In order to properly map clinical data to Study Data Tabulation Model (SDTM) and Analysis Data Model (ADaM) for further analyses, the data scientist has to understand how the data reflect the CRF and the study design, the variability among subjects, as well as the data issues and inconsistencies. This understanding forms the basis for evaluating the data structure and standardizing it for statistical analysis. This is not trivial, as the clinical data vary between studies, requiring an individual approach for each study and there is no “one size fits all” for issue-resolution. Together, these issues cause data conversion and analysis to be very time- consuming, and much effort is dedicated in the industry to streamline and increase the efficiency of the process.

The PhUSE – Connect EU conference this year took place in Frankfurt, Germany and had 17 different streams and 5 workshops and discussions spanning a wide array of topics from career development and leadership to risk-based monitoring, statistics and real-world evidence. However, from the very beginning of the conference, it became very clear that the focus this year is on applying Machine Learning (ML) to clinical data analysis in order to address the issues mentioned above.

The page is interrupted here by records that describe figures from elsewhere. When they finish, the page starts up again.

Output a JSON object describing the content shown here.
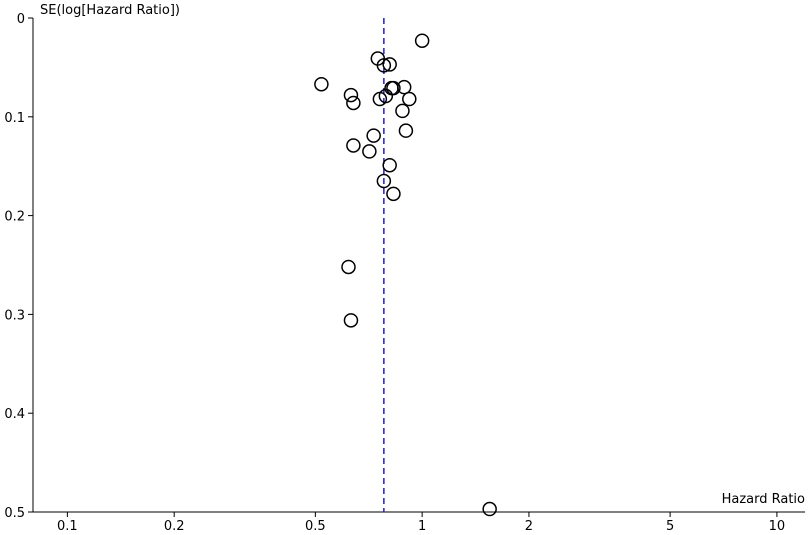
{
  "chart_data": {
    "type": "scatter",
    "title": "",
    "ylabel": "SE(log[Hazard Ratio])",
    "xlabel": "Hazard Ratio",
    "x_scale": "log",
    "xlim": [
      0.08,
      12
    ],
    "ylim": [
      0,
      0.5
    ],
    "y_reversed": true,
    "x_ticks": [
      {
        "value": 0.1,
        "label": "0.1"
      },
      {
        "value": 0.2,
        "label": "0.2"
      },
      {
        "value": 0.5,
        "label": "0.5"
      },
      {
        "value": 1,
        "label": "1"
      },
      {
        "value": 2,
        "label": "2"
      },
      {
        "value": 5,
        "label": "5"
      },
      {
        "value": 10,
        "label": "10"
      }
    ],
    "y_ticks": [
      {
        "value": 0,
        "label": "0"
      },
      {
        "value": 0.1,
        "label": "0.1"
      },
      {
        "value": 0.2,
        "label": "0.2"
      },
      {
        "value": 0.3,
        "label": "0.3"
      },
      {
        "value": 0.4,
        "label": "0.4"
      },
      {
        "value": 0.5,
        "label": "0.5"
      }
    ],
    "reference_line": {
      "x": 0.78,
      "style": "dashed",
      "color": "#2020c0"
    },
    "grid": false,
    "points": [
      {
        "x": 1.0,
        "y": 0.023
      },
      {
        "x": 0.75,
        "y": 0.041
      },
      {
        "x": 0.78,
        "y": 0.048
      },
      {
        "x": 0.81,
        "y": 0.047
      },
      {
        "x": 0.52,
        "y": 0.067
      },
      {
        "x": 0.82,
        "y": 0.071
      },
      {
        "x": 0.83,
        "y": 0.071
      },
      {
        "x": 0.89,
        "y": 0.07
      },
      {
        "x": 0.63,
        "y": 0.078
      },
      {
        "x": 0.79,
        "y": 0.079
      },
      {
        "x": 0.76,
        "y": 0.082
      },
      {
        "x": 0.92,
        "y": 0.082
      },
      {
        "x": 0.64,
        "y": 0.086
      },
      {
        "x": 0.88,
        "y": 0.094
      },
      {
        "x": 0.9,
        "y": 0.114
      },
      {
        "x": 0.73,
        "y": 0.119
      },
      {
        "x": 0.64,
        "y": 0.129
      },
      {
        "x": 0.71,
        "y": 0.135
      },
      {
        "x": 0.81,
        "y": 0.149
      },
      {
        "x": 0.78,
        "y": 0.165
      },
      {
        "x": 0.83,
        "y": 0.178
      },
      {
        "x": 0.62,
        "y": 0.252
      },
      {
        "x": 0.63,
        "y": 0.306
      },
      {
        "x": 1.55,
        "y": 0.497
      }
    ]
  }
}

ML was the theme of a plenary lecture, had its own stream and workshop, and was mentioned on posters and lectures on other streams as well.

ML is a field of Artificial Intelligence (AI) based on the ability of systems to learn from data, identify patterns and make decisions without being explicitly programmed for specific decisions. In order to use ML, the system should be introduced to a training set of data that was already labeled, that is, mapped to a target. The main application of ML that was suggested, is assistance in mapping (from the raw data to SDTM or from SDTM to ADaM) by finding probable connections between datasets and their target domains, both on the dataset and the variable level, based on previous mappings. Ideally, such tools will shorten the mapping time, improve its quality and assure uniformity between studies. However, the development of such tools raises new issues. In order to train the tools, the system should be introduced to a large enough variety of studies to learn the actual complexity of the mappings, a process that is very time consuming. Other problems are contradicting mappings in different studies in the training set, and the fact that in order to change the outcome, the whole training set should be remapped. Some of the suggested solutions were training the system separately for studies from different vendors (assuming less inter-study variability) and training the tool on the mappings from all the users of the tool in order to gain a larger training set, however, none of those solutions have been implemented yet and they might be only partial.

ML can also offers interesting options such as extracting information from free-text variables, suggesting method description of derived variables for the Define.xml based on their code in previous studies, extracting medical information regarding adverse events and concomitant medication from Sharecare platforms, and others.

To conclude, ML is a very promising direction in addressing mapping, but it harbors new problems that need to be solved in order to make it useful in the future.